|Submitted by Michael Shortt |
(Jan 04, 2009)
In Conquest Born (ICB) is quite possibly the most moving SF book I have ever read. The intricacies of plot, setting and characterization still continue to impress me each time I reread it (twice so far) and never seem to lose their subtleties. The most similar books I can think of are George RR Martin’s Song of Ice and Fire series: both works emphasize grand political/military strategy, but tell their stories through the perspective of powerful individuals.
Although ICB revolves around the intimate duel of two protagonists, one Azean and one Braxanà, you never lose sight of the greater conflict and minor characters are superbly interwoven with the main narrative. CS Friedman also deserves accolades for creating two of the most alien, yet credible, SF cultures I have ever encountered. They’re on par with the Fremen from Dune, and are probably more interesting because ICB has no absolute heroes or villains. I suspect most readers will identify with one stellar empire or the other (in my case, the Holding) but will be capable of understanding the motivations of both.

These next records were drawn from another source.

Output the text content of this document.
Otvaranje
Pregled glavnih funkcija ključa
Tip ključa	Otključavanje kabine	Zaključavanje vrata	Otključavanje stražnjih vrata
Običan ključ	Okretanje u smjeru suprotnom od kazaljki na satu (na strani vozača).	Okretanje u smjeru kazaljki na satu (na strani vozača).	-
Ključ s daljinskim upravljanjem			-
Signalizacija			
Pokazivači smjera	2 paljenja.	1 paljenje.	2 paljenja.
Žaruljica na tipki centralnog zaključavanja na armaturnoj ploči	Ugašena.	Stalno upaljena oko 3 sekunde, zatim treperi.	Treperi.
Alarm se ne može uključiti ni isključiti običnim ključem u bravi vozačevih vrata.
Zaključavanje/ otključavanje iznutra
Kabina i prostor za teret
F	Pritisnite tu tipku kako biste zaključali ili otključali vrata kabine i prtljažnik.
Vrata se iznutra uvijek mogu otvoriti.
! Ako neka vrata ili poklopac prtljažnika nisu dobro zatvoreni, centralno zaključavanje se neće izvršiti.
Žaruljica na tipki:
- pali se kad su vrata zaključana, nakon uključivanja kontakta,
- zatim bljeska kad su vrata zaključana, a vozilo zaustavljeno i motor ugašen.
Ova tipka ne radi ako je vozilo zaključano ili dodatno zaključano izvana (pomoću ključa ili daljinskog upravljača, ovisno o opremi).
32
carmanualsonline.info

My only criticism, and it's a mild one, is that the Azeans seemed a tad underdeveloped compared to the Braxins/Braxanà, and as a result, were less compelling (to me at least). I am also a little confused about the climax of the book, but that is probably a result of my reading skills, rather than Friedman’s writing. If you feel like explaining it, send me an email!
I cannot recommend this book more highly, as it stands apart from Friedman’s other novels and SF literature as a whole. Despite its garish cover art, I could not put it down, even in public!